If your product needs to get data from the cloud, then you need two-way communications, so you do need to support firmware updates. There is still a need to consider updates to cope with future security problems, as no company wants to suffer an ongoing liability of several million hacked devices, but if the necessary R&D can be spread across a large number of products, that cost can be mitigated.
The “Pay at specific events” IoT Model
Rather than loading the original purchase price with the cost of support, an alternative is to charge an incremental fee whenever the product is used. This approach is used in a number of consumer products, where a machine or customer action results in a purchase, when a portion of the event-based cost is used to support the IoT functionality. The concept gained initial notoriety and scorn with the Internet Fridge which would reorder whatever you used, but it is now commonplace in products such as coffee makers, washing machines where users can subscribe to a service based on usage, and the increasingly popular Dash buttons which order products from Amazon.
An advantage of the event-triggered approach is that the connection can be asleep between activations, so any updates need only be applied at the point of use. If a user stops using the device, there is no further support cost, although R&D will continue to be required for the remaining devices until they are declared end-of-life. The economics of supporting a dwindling number of products may dictate when they are finally switched off.
The Pay at event model applies to a lot of infrastructure applications, particularly where an event initiates a charge. Perhaps the most widespread application is for cycle hire; where the Chinese experience has become one of IoT press’ favourites stories. The other great white IoT hope of parking sensors also fits this model, where the ongoing IoT operating costs are paid for by regular parking charges.

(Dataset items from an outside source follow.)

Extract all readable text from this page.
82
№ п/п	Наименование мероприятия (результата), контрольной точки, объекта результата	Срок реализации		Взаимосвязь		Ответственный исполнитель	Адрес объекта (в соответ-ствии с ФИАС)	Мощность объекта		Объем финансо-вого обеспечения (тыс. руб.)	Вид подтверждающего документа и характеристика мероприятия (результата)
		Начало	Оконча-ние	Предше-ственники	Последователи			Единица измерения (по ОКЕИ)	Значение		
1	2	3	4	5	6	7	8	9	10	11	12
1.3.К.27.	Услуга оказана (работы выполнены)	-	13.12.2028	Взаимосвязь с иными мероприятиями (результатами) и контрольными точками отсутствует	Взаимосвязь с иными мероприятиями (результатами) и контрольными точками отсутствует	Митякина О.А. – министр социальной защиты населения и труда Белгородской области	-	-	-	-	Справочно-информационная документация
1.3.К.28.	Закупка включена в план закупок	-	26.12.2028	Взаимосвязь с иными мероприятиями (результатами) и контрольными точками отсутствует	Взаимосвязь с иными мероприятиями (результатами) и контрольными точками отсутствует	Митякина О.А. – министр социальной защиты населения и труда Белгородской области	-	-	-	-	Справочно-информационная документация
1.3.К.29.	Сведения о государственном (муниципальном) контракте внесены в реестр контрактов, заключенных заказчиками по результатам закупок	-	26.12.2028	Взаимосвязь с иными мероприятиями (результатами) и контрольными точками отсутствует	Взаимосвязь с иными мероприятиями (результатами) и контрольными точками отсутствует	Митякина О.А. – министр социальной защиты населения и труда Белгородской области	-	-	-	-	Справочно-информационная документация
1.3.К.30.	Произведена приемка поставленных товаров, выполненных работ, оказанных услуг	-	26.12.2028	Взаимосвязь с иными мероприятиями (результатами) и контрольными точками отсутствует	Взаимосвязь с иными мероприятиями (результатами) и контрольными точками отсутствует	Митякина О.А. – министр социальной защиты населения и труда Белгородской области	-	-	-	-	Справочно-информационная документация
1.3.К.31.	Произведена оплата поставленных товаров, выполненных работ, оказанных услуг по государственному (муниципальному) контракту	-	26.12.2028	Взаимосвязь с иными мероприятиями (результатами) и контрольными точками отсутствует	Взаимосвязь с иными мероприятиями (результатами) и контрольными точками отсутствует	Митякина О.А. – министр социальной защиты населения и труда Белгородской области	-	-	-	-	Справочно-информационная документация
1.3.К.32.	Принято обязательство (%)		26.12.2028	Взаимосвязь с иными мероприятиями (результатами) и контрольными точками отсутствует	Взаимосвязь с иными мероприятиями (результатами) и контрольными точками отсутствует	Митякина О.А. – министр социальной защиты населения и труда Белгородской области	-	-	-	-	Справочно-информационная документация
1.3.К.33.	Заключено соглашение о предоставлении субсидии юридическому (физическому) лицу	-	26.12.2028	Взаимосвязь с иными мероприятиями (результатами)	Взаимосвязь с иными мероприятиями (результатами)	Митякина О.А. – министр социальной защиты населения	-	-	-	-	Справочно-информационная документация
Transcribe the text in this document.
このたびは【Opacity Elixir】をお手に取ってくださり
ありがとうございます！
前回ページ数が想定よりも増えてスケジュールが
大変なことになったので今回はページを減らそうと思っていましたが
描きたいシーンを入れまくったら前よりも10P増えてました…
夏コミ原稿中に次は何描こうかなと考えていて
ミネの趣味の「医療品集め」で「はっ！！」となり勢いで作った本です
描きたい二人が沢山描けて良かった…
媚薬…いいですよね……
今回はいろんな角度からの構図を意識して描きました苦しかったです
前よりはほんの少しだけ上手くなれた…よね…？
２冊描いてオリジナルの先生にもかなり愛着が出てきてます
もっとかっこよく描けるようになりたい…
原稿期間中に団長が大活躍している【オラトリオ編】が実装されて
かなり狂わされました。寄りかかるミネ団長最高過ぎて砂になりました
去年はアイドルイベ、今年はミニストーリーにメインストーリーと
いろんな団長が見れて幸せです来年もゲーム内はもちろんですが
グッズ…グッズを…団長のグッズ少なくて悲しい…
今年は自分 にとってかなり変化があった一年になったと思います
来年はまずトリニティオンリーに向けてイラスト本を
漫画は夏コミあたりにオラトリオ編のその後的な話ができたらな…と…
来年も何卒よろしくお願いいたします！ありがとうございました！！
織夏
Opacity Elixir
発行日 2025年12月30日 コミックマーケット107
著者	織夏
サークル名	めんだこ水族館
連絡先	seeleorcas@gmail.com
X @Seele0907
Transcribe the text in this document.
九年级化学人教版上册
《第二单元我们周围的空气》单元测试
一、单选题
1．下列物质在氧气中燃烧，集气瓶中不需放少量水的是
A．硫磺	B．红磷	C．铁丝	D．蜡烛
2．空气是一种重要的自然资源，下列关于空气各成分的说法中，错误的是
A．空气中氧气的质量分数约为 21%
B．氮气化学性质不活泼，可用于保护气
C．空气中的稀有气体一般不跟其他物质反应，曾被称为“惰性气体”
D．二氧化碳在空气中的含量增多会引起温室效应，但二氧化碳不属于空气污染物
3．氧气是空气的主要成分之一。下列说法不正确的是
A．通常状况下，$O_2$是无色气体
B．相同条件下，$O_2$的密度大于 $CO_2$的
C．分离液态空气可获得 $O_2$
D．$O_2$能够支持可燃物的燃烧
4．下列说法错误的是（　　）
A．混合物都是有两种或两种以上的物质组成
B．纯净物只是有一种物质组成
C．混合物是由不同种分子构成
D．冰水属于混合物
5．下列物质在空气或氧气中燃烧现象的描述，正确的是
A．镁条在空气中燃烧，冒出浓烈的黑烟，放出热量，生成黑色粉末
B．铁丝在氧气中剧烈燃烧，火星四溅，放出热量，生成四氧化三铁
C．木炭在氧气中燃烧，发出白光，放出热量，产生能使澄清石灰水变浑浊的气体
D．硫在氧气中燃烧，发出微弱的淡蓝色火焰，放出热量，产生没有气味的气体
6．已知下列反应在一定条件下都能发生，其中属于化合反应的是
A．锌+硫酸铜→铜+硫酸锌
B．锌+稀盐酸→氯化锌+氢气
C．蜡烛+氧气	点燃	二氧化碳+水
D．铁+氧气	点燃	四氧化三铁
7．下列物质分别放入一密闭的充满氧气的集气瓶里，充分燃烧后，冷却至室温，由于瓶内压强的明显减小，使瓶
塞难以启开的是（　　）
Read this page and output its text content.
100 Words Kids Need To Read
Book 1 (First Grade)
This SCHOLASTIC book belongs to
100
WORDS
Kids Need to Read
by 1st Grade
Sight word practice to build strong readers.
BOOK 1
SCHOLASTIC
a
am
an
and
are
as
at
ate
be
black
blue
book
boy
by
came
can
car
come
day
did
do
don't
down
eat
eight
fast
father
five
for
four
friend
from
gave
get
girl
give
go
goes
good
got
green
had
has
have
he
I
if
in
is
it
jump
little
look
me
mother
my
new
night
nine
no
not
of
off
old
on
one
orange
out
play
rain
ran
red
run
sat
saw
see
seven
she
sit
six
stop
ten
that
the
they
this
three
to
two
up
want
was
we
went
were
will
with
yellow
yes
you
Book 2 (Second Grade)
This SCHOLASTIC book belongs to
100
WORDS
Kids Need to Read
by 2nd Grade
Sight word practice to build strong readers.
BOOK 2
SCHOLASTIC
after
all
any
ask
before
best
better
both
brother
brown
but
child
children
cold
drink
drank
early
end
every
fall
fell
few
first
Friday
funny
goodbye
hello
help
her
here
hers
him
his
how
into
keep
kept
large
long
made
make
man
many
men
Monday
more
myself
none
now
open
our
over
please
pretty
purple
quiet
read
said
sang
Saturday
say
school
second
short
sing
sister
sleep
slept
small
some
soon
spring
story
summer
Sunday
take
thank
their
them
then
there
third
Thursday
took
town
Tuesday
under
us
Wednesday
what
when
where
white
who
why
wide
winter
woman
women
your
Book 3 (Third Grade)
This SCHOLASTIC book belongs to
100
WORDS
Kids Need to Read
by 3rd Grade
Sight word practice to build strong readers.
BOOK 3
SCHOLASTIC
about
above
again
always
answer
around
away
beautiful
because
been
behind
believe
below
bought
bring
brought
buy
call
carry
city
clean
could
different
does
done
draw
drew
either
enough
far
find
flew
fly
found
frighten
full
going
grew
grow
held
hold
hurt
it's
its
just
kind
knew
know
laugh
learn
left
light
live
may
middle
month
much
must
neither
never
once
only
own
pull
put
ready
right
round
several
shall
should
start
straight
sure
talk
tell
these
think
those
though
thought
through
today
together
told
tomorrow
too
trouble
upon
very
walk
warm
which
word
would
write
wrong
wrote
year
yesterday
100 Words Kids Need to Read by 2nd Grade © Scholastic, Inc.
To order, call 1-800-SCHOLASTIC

Most of the pay at event models assume that the original hardware is sold for a fairly low margin without any ongoing costs included and that these are covered by future usage revenue. In the case of a coffee machine, that will come from the product owner drinking and hence buying more coffee; in contrast, IoT bikes and parking sensors will get revenue from multiple different users. An interesting extension to this model is the sharing economy, where individuals rent out their products to other users. China Mobile talks of a burgeoning sharing economy with “wide-ranging application scenarios, such as massage chairs, pedicure devices, rocking cradles, power chargers and doll machines”. I’m not sure what that last item is, but I’m hoping it’s an error in translation.
The “Subscription” IoT model
Although a lot of the pay at event models are part of the “As a Service” solutions that IoT proponents love, the gleam in many people’s eyes have been for the full live subscription model. This is where a customer purchases a device and then pays a regular monthly fee throughout its life. If you’re confident, you can give the product away for free, or a nominal sum, and rely entirely on the subscription income. Examples range from jet engines, through most smart agriculture to smart home products. The question for the supplier is how to make the insight / product performance sufficiently compelling to persuade the customer to go on paying the monthly fee, rather than abandoning it and choosing another product. That’s where we see our second Catch22, where, unless the experience remains compelling, consumers will move elsewhere and the subscription income ends.
This is the model which relies most on data insight to add value, as your customer relationship relies on providing them with ongoing value past the point where any initial novelty has worn off. Because of that risk, it’s probably the model which requires the largest amount of upfront investment, as it will almost certainly lose money in its early stages (and in some cases for all of the company’s short life). It’s also the model which is most likely for large infrastructure deployments, like smart metering, where the subscription costs eventually end up as part of the customer’s utility bill.
The “Get someone else to pay” IoT model
If the sums don’t work out for any of the models I’ve described above, there’s always the option of getting someone else to pick up the costs. Mad though that may sound, plenty of investment has been thrown at companies without realistic business models, because their investors hope there may be an exit before the money runs out. If other countries follow the UK’s regulatory lead of requiring that manufacturers must explicitly state the minimum length of time for which the product will receive security updates (which should be the same as your current business life expectancy based on remaining investment and burn rate), that could prove to be less attractive. Launching a product which carries a label saying it will stop working in 2 years isn’t a great sales technique.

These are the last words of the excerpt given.